Gérald Neveu – la fournaise nocturne

                                                                                                          La nuit tournoie passionnément
touchant d’un gant pailleté
les volets clos
Et toi tu dors comme un torrent
tu laves doucement la nuit.

Gérard Neveu, « Sérénade muette »

 

Manifester la poésie

Cofondateur de la revue Action poétique et membre du parti communiste à partir de 1947, Gérald Neveu (1921-1960) a connu une certaine importance, en preuve le « Poète d’aujourd’hui » que lui consacrait Jean Malrieu en 1974, et qui a reçu le prix de la critique poétique pour ce livre. Celui qu’on a surnommé le « Lorca de la Canebière », appellation qui pourrait faire de lui une curiosité littéraire, avait une manière, une intensité propre qu’il nous appartient de réactualiser. Des quelques recueils laissés par Neveu, Fournaise Obscure fait figure d’aboutissement. Ses inspirations : Lorca, Char, Rimbaud, Éluard, ayant tous pratiqué une forme de lyrisme et d’engagement.  Lyrisme et engagement, Gérald Neveu a su les lier, les fondre dans une forme poétique tendue qui laisse une impression de spontanéité, d’économie et une impressionnante capacité de lyrisme : « La poésie, écrit-il en octobre 1959, c’est la vitesse, le temps contracté, d’où la confusion des plans, les rapprochements inattendus, les lèvres dans le cœur. C’est la restitution de l’inconcevable au concevable, de l’absurde à la raison, de la passion aux sentiments sans perte d’énergie ». Cette métaphore énergétique invite à la recherche d’une forme suffisamment réglée pour épouser la réalité psychologique du lecteur, mais qui conserverait, dans le même temps, toute la force épidermique de l’émotion source. Faire tenir une explosion dans une bombe comme une passion dans un poème :

Vous qu’un vent de foire
encense
et qui roulez en mousquetaires
et qui tremblez en antenne
vous qu’une vigueur sous-marine
délace et jette aux flammes
SOYEZ BLEUS

(« Manifeste »)

Rendre visible le réel

Un élan semblable à ce « Manifeste » sous-tend les poèmes de Fournaise Obscure ; c’est l’appel de quelque chose de proche, d’une révolution personnelle et commune. La prolifération des images, des capitales, des passions se joignent en creuset où viennent fermenter les graines de ce que l’action (et la poésie) ont pour but de faire advenir. Êtres bleus, formule surréaliste qui rapproche les signataires de ce manifeste imaginaire, du ciel, d’un horizon, d’une couleur capable d’unir dans son mystère chaque acteur d’un monde à venir. Dans une lettre, Neveu précise son interprétation du geste poétique, il écrit : « La vie est un grand poème et plus l’expérience humaine s’enrichit, plus le poème est beau… La poésie, c’est de sortir de soi et y faire entrer les autres. » Loin d’une recherche intimiste, absolument biographique qui, dans les plus mauvais cas, pourrait verser dans le narcissisme, Neveu fait une place à son lecteur. Former ce qui est personnel, y transporter l’autre, lui donner ses poèmes comme des yeux à travers lesquels voir ce qui entoure :

Les préjugés armés, casqués, dopés, sont descendus dans la rue avec leurs mains d’eau tiède. D’aucuns disent qu’ils les ont vu arrêter les passants aux angles des immeubles. (…) Mille mariages se firent ainsi dans l’hypnose générale tandis que des motocyclistes casqués (…) sillonnaient triomphalement la foule affligée et inconsistante.

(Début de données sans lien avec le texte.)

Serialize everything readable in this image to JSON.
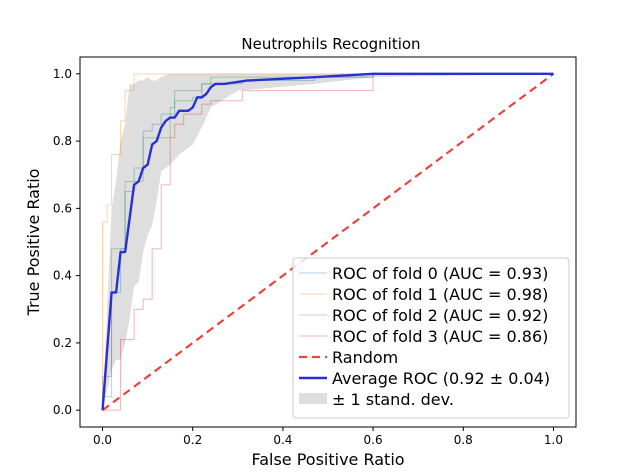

(…) tandis qu’un énorme intestin situé au centre de la ville – sur la Place d’arme            précisément – exerçait ses fonctions en toute autonomie démontrant ainsi publiquement l’excellence du régime libéral. (…)

Puis c’est 16 heures. Je mets ma veste et descend dans la rue que l’on a déguisée en rue normale.

(« La Vision de 16 heures »)

Les policiers, ici représentés au service de l’intestin libéral, possèdent des mains d’eau tiède pour attiédir toute velléité, tout désir d’action, toute brûlure populaire. L’eau tiède, c’est la modération qui ne permet aucun débordement. Neveu regrette, à de nombreux endroits, ce que la société (ce que le travail – le capitalisme) fait des hommes et des femmes, une foule « affligée et inconsistante » qu’une juste mesure veut refroidir. Cette contagion tempérée atteint jusqu’à la sphère familiale et, par elle, l’éducation des futures générations. Le poème « Ce que je suis » condense cette impression :

« […] Mon enfant ! » disait-elle, hésitant à fuir, allant et venant de son abri à sa progéniture. Elle ajoutait – ce qui me pinça le cœur – « Ma mort va te rapporter beaucoup »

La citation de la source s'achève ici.